Interparlamentarisches Treffen des AFET-Ausschusses in Brüssel

Auf Einladung des Vorsitzende des AFET-Ausschusses des Europäischen Parlaments, MdEP Elmar Brok, war ich am 1. und 2. Dezember zu einem interparlamentarischen Treffen zur Gemeinsamen Außen- und Sicherheitspolitik/Gemeinsamen Sicherheits- und Verteidigungspolitik (GASP/GSVP) und zur Europäischen Nachbarschaftspolitik in Brüssel.
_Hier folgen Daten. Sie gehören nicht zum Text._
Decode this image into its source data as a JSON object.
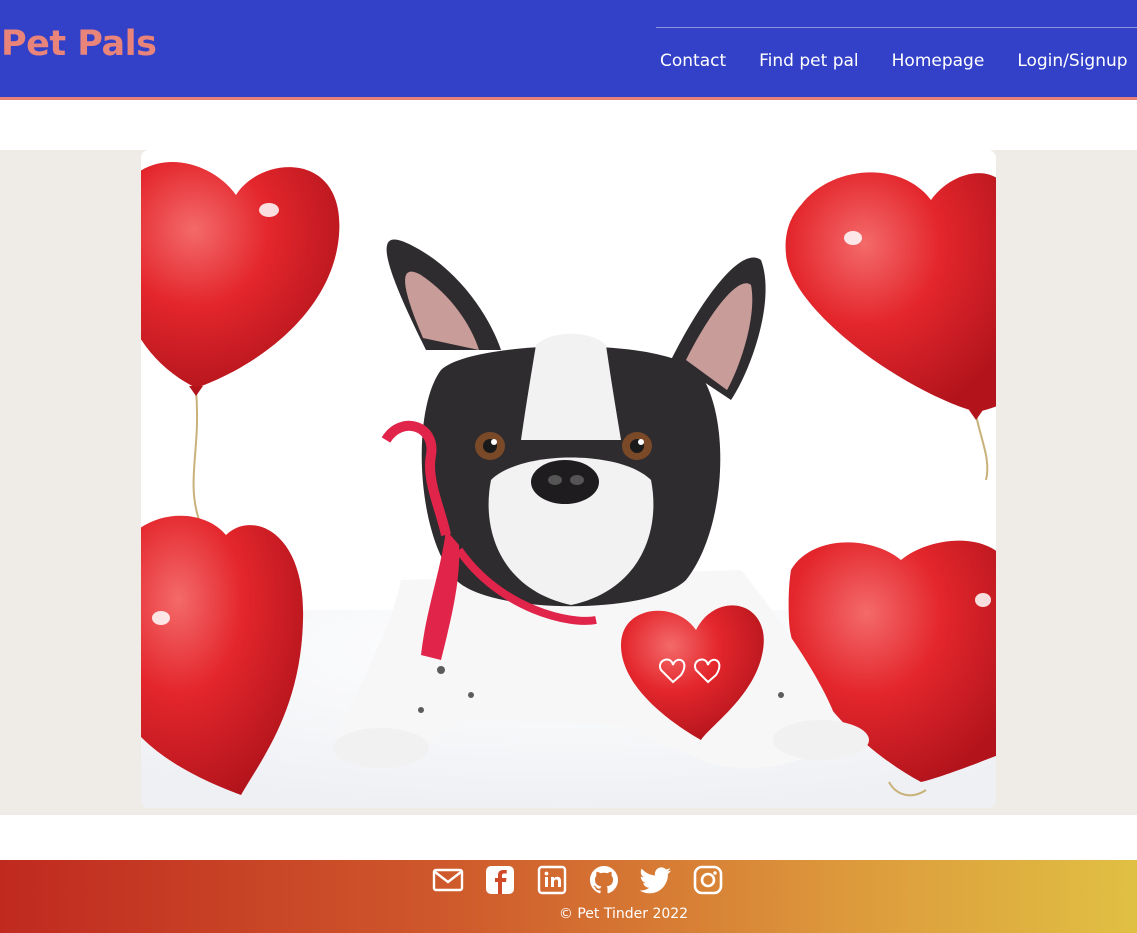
{
  "header": {
    "brand": "Pet Pals",
    "nav": [
      {
        "label": "Contact"
      },
      {
        "label": "Find pet pal"
      },
      {
        "label": "Homepage"
      },
      {
        "label": "Login/Signup"
      }
    ]
  },
  "hero": {
    "image_subject": "French bulldog with red heart balloons"
  },
  "footer": {
    "social_icons": [
      "mail-icon",
      "facebook-icon",
      "linkedin-icon",
      "github-icon",
      "twitter-icon",
      "instagram-icon"
    ],
    "copyright": "© Pet Tinder 2022"
  },
  "colors": {
    "header_bg": "#3341c9",
    "brand": "#e8847a",
    "accent_line": "#e8807a",
    "hero_band": "#efebe6",
    "footer_start": "#c0291f",
    "footer_end": "#e0c043"
  }
}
Der Auftakt der Gespräche erfolgte am 1. Dezember mit dem neuen Kommissar für die Europäische Nachbarschaftspolitik und Erweiterungsverhandlungen Johannes Hahn. Schwerpunkt bildete der Stand der Beitrittsverhandlungen mit den Ländern des westlichen Balkans sowie die Neuausrichtung der Europäischen Nachbarschaftspolitik (ENP). Kommissar Hahn verwies  mit Blick auf die Krise in der Ukraine auf die friedliche Natur der europäischen Erweiterungen in der Vergangenheit. Die Europäische Union sei ein Friedensprojekt, das beweise die EU tagtäglich. Im Anschluss fand ein Gespräch mit der Hohen Vertreterin der EU für Außen- und Sicherheitspolitik, Federica Mogherini, zur GASP/GSVP statt. Frau Mogherini machte besonders deutlich, wie wichtig eine kohärente europäische Außenpolitik gerade im Angesicht der derzeitigen Krisen an den Grenzen Europas ist.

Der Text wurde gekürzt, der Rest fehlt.